Our findings indicate that a prior history of alcohol use is required for the enhancement of cocaine addiction–like behavior, and that priming by alcohol is a metaplastic effect, whereby exposure to this gateway drug initiates intracellular events that alter the epigenome, creating a permissive environment for cocaine-induced learning and memory, thereby enhancing the addictive potential of cocaine.

The New York Times published an article on the gateway drug theory, “A Comeback for the Gateway Drug Theory?” But it seemed to confuse Kandel’s Gateway Hypothesis and the Stepping Stone Theory without making the crucial distinction between them, as noted above. The Stepping Stone Theory is not an earlier version of the Gateway Hypothesis. Further misunderstanding was apparent in the criticisms of the Gateway Hypothesis the article cited.

The NYT article seemed to assume a version of the hypothesis that infers causation. It quoted an excerpt from a longer quote by Maia Szalavitz in her 2010 Time article on marijuana as a gateway drug. The excerpt in the NYT article was: “there is no conclusive evidence that the drug effects of marijuana are causally linked to the subsequent abuse of other illicit drugs.” Szalavitz was quoting from a report by the Institute of Medicine of the National Academy of Sciences. Below is the NYT quote from her article in context:

In the sense that marijuana use typically precedes rather than follows initiation of other illicit drug use, it is indeed a “gateway” drug. But because underage smoking and alcohol use typically precede marijuana use, marijuana is not the most common, and is rarely the first, “gateway” to illicit drug use. There is no conclusive evidence that the drug effects of marijuana are causally linked to the subsequent abuse of other illicit drugs.

Kandel’s essay, which is linked above, was careful to note the association, not causation inherent in the Gateway Hypothesis. She said the validity of the Gateway Hypothesis was based on two criteria: the sequencing of drug use between classes and the association of drugs, such that using a drug lower in the sequence increases the risk of using drugs higher in the sequence. “Ultimately, association implies causation if all possibilities for spurious associations have been eliminated. Given the difficulties of establishing true causality in the social sciences, the term association rather than causation is emphasized.”

Some of the other criticisms were not even on point to what Dr. Kandel was saying. A critic of the Gateway Hypothesis quoted in the NYT article was Ethan Nadelmann, the founder and former executive director of the Drug Policy Alliance. He said given that the study was on rats, to make claims about people from it was a stretch. Did this guy even look at the title of the Kandel and Kandel paper, “A Molecular Basis for Nicotine as a Gateway Drug,” let alone read it?

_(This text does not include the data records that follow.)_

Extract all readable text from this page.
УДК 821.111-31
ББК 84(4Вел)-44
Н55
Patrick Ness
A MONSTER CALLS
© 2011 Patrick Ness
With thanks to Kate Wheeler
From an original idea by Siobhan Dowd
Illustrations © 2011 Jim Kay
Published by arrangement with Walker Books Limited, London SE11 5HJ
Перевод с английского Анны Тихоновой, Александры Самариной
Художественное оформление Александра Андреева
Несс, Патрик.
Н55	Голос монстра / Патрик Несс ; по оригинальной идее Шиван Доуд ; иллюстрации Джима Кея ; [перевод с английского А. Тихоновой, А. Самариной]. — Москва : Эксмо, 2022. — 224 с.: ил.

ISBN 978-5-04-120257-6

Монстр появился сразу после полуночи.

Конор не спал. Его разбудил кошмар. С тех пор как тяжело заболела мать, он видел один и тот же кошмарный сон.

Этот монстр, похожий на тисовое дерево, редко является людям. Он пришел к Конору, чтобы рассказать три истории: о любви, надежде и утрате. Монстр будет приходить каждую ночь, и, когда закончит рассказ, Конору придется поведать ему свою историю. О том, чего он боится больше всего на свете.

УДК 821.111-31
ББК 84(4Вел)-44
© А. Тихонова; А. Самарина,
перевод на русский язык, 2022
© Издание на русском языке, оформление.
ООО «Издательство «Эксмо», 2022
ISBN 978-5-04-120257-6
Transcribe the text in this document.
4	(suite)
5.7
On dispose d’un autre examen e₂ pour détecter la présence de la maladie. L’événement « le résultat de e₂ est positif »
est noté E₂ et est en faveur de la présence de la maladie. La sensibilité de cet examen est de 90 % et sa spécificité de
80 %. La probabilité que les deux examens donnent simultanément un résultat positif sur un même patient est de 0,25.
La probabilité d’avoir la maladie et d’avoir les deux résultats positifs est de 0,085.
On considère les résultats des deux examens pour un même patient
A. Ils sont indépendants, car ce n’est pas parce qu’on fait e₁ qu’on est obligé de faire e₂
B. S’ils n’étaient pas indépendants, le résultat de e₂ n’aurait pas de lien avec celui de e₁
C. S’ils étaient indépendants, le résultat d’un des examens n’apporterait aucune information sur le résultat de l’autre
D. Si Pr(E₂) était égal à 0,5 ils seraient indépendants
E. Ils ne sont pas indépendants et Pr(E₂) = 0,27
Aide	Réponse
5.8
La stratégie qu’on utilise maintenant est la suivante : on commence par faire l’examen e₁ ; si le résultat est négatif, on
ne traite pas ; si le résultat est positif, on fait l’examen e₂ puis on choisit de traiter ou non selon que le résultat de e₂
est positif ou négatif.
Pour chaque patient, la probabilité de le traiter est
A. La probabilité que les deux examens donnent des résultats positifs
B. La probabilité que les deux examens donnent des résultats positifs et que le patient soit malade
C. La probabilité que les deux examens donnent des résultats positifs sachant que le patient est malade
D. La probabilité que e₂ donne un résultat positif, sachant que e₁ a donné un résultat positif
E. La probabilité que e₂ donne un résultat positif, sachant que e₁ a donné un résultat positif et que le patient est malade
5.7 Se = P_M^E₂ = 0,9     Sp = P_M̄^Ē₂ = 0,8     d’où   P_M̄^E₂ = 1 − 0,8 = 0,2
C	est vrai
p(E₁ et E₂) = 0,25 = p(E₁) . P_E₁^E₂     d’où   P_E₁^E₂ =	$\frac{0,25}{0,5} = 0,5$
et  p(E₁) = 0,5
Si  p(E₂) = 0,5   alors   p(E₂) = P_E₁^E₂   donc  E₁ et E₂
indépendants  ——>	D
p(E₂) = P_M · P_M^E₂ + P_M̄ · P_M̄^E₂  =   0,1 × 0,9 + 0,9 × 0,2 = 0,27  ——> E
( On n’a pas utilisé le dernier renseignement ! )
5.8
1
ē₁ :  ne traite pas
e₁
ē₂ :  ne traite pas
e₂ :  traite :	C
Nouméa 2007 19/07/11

He also noted previous studies showing how one drug enhances the effect of another contradicted “gateway theory.” But again, that wasn’t relevant to Kandel’s Gateway Hypothesis. Nadelmann also alluded to research showing how individuals combining marijuana and prescription opioids were not more likely to abuse alcohol or other drugs.

Given the interest of Dr. Kandel in applying her research conclusions to public health concerns and policy issues, Dr. Nadelmann’s criticisms seem aimed at redirecting the attention of politicians like Jeff Session and Chris Christie and others away from seriously considering her research in the context of social and legislation reform of existing drug policy. The Drug Policy Alliance is a non-profit organization whose stated priorities include the decriminalization of responsible drug use. There seems to be dueling political ideologies at work here that either embrace or reject the Gateway Hypothesis.

Some serious political sparks may begin flying over Kandel and the Gateway Hypothesis soon. Dr. Kandel is wrapping up a similar study to those mentioned here on marijuana and hopes it will be ready for publication sometime in the first half of 2018. Given the careful science of Kandel and Kandel, the political firefights could get ugly if it demonstrates a molecular gateway for marijuana as the above studies have for nicotine and cocaine. But we’ll have to wait and see what they found and then concluded from their data. Pro marijuana legalization activists are probably wishing the Gateway Hypothesis had just remained dead.